WASHINGTON—Advocates and opponents of duties against pneumatic off-the-road tires from India and Sri Lanka sparred at a final determination hearing before the International Trade Commission Jan. 4.
The same day, the U.S. Department of Commerce issued very low countervailing duties against Indian and Sri Lankan OTR imports, and found no evidence of dumping against Indian OTR tires. Sri Lankan OTR tire importers were not investigated for dumping.
Titan International Inc. and the United Steelworkers union petitioned the ITC for relief in January 2016, requesting formal investigations of OTR tires from China, India and Sri Lanka under Sections 701 and 731 of the Trade Act.

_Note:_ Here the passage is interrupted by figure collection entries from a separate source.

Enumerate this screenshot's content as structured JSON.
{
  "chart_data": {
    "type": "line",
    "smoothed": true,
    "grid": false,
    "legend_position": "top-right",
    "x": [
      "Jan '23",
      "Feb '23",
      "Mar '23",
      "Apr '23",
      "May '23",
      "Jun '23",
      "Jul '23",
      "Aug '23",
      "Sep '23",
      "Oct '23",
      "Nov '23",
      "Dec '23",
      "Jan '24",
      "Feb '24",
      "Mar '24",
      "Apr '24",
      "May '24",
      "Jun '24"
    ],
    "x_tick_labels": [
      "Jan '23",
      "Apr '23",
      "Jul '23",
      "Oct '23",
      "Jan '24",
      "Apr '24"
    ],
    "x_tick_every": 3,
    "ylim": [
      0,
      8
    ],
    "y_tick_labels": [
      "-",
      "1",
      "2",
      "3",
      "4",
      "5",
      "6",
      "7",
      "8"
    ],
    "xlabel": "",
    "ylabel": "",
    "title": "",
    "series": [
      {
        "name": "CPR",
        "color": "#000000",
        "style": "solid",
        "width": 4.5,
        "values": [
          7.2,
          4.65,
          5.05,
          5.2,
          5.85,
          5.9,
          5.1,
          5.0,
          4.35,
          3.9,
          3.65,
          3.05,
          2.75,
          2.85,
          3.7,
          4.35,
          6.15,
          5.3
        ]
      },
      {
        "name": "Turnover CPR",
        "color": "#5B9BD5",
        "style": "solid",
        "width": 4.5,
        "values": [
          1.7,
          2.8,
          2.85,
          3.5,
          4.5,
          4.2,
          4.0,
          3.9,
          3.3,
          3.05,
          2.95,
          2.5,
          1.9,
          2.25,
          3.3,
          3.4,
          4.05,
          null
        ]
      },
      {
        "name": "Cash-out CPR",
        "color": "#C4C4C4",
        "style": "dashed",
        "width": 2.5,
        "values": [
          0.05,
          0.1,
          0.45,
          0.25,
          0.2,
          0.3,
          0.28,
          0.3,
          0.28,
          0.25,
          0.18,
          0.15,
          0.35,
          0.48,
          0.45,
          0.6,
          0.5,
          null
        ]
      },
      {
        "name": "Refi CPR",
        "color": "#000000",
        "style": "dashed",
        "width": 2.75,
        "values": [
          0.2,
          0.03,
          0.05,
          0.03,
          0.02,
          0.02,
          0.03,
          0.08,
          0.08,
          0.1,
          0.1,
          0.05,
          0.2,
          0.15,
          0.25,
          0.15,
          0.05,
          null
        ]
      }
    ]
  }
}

Chinese OTR tire importers were later excused from the investigation, but the ITC and Commerce pursued countervailing duty investigations against both India and Sri Lanka and antidumping duty investigations against India.
In its final determination issued Jan. 4, Commerce found subsidy rates of 5.36 percent against Indian OTR manufacturer Balkrishna Industries Ltd. (BKT), 4.9 percent against Indian manufacturer ATC Tires Private Ltd.; and 5.06 percent against all others.
Camso Loadstar (Private) Ltd., a Sri Lankan OTR tire producer, received a final countervailing duty rate of 2.18 percent, the same amount levied against all other Sri Lankan producers.
These rates were even lower than those issued by Commerce in June 2016. Those rates were 4.7 percent against BKT, 7.64 percent against ATC, 6.17 percent against all other Indian producers, and 2.9 percent against all Sri Lankan producers.
In his testimony, Titan International Chairman Maurice M. Taylor Jr. cited the ITC's 2008 decision granting Titan and the USW antidumping and countervailing duties against Chinese OTR imports.